#Manipulating HDI Data

#Mounting Drive files and importing packages

The first thing you must do is mount your Google Drive to the python file and import the pandas and numpy packages. These will allow you to use predefined methods in each library to manipulate the data.

In [105]:
from google.colab import drive
drive.mount('/content/gdrive')
import numpy as np
import pandas as pd





Drive already mounted at /content/gdrive; to attempt to forcibly remount, call drive.mount("/content/gdrive", force_remount=True).


#Parsing csv name and creating a DataFrame
Next, I used functions I found online to parse through the name of the csv file (which I already uploaded to my drive) and input the data in the file to the DataFrame.
>Side note: I encountered some errors trying to add the data from the csv to the data frame, so I used the encoding method to turn it into Unicode and that worked.

In [None]:
filename = "/content/gdrive/MyDrive/Colab Notebooks/HDI_short.csv"
filename.encode('utf-8').strip()
df=pd.read_csv(filename, encoding = 'unicode_escape')
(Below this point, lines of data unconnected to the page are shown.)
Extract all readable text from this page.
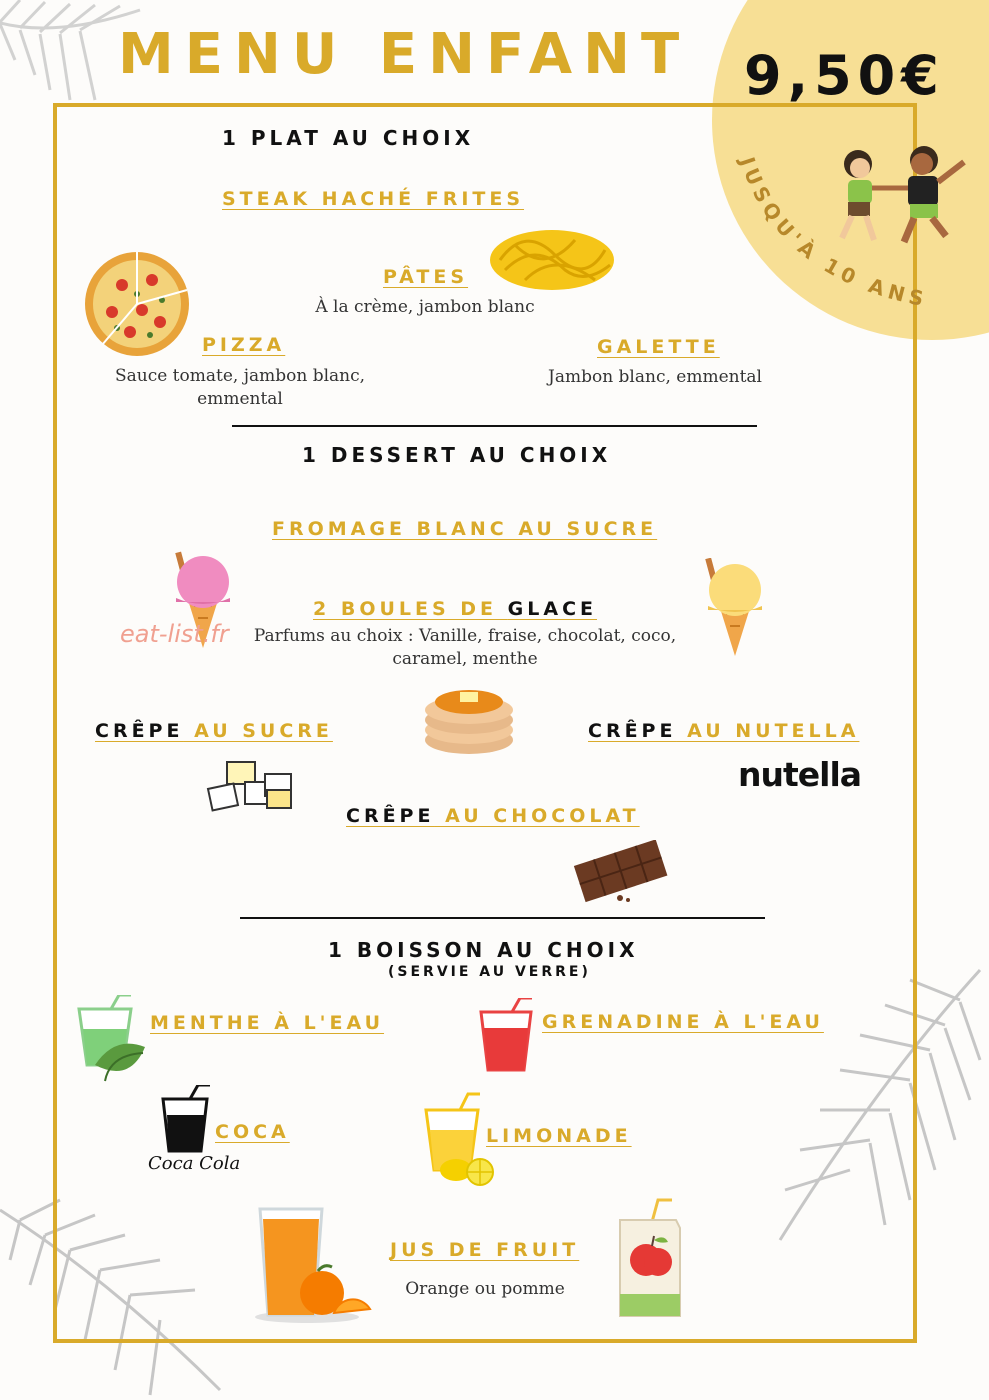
MENU ENFANT 9,50€
JUSQU'À 10 ANS
1 PLAT AU CHOIX
STEAK HACHÉ FRITES
PÂTES
À la crème, jambon blanc
PIZZA
Sauce tomate, jambon blanc,
emmental
GALETTE
Jambon blanc, emmental
1 DESSERT AU CHOIX
FROMAGE BLANC AU SUCRE
2 BOULES DE GLACE
eat-list.fr	Parfums au choix : Vanille, fraise, chocolat, coco,
caramel, menthe
CRÊPE AU SUCRE	CRÊPE AU NUTELLA
nutella
CRÊPE AU CHOCOLAT
1 BOISSON AU CHOIX
(SERVIE AU VERRE)
MENTHE À L'EAU	GRENADINE À L'EAU
COCA
Coca Cola
LIMONADE
JUS DE FRUIT
Orange ou pomme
#Creating a DataFrame of the lower HDI countries
Next, I isolated the data in the file to only the 20 countries with the lowest HDI ranking via a series verifying that the column "HDI rank" is less than 174, and creating a new series from the specified countries.

I decided to include the columns for life expectancy at birth, gross national income, expected years of schooling, country, and HDI rank in the series, evidenced by the .loc function's parameters.

In [106]:
dflow = df[df['HDI rank'] >= 174]
dflow = dflow.loc[:,["Country","HDI rank","Life expectancy at birth","Gross national income (GNI) per capita","Expected years of schooling"]]

##Doing the same for the higher HDI countries

In [None]:
dfhigh = df[df['HDI rank'] <=20]
dfhigh = dfhigh.loc[:,["Country","HDI rank","Life expectancy at birth","Gross national income (GNI) per capita","Expected years of schooling"]]

#Combining the data sets

After this, I used the .concat function to display the two lists together. I used an axis argument of 0, which ensures that the columns are not repeated when concatenating.

In [107]:
dfnew = pd.concat([dfhigh, dflow], axis=0)
dfnew

Unnamed: 0,Country,HDI rank,Life expectancy at birth,Gross national income (GNI) per capita,Expected years of schooling
0,Switzerland,1,84.0,66933,16.5
1,Norway,2,83.2,64660,18.2
2,Iceland,3,82.7,55782,19.2
3,"Hong Kong, China (SAR)",4,85.5,62607,17.3
4,Australia,5,84.5,49238,21.1
5,Denmark,6,81.4,60365,18.7
6,Sweden,7,83.0,54489,19.4
7,Ireland,8,82.0,76169,18.9
8,Germany,9,80.6,54534,17.0
9,Netherlands,10,81.7,55979,18.7


#Finding Data Descriptors

Finally, I tried experimenting with some functions like .sum(), .astype(), and .replace() to make variables that show more important statistical data, like the mean of certain columns.

In [155]:
meanLifeHigh = dfhigh['Life expectancy at birth'].sum()/20
meanLifeLow = dflow['Life expectancy at birth'].sum()/20

In [178]:
meanGDIHigh = dfhigh['Gross national income (GNI) per capita'].astype(str).replace(',','')
meanGDILow = dflow['Gross national income (GNI) per capita'].astype(str).replace(',','')

#Making a new DataFrame

With the new variables, I attempted to make a DataFrame to summarize the statistics of the top 20 and bottom 20 countries.
>As you can see, my calculation of the mean GNI hasn't been perfected yet. I'm still working on replacing the commas in the original strings and converting them to integers in order to find the sum.

In [183]:
newStats = pd.DataFrame({"Category" : ["Top 20","Bottom 20"],
                   "Mean life expectancy at birth" : [meanLifeHigh,meanLifeLow],
                         "Mean GNI" : [meanGDIHigh,meanGDILow]})
newStats

Unnamed: 0,Category,Mean life expectancy at birth,Mean GNI
0,Top 20,82.78,"0 66,933 1 64,660 2 55,782 3 ..."
1,Bottom 20,67.915,"173 2,172 174 2,361 175 1,729 176 ..."


#Converting back to CSV

As a last step, I converted my final, manipulated DataFrames (the two that would be useful for researchers) back into csv files.

In [186]:
newStats.to_csv("HDIStats.csv", index=False)
dfnew.to_csv("CombinedData.csv", index=False)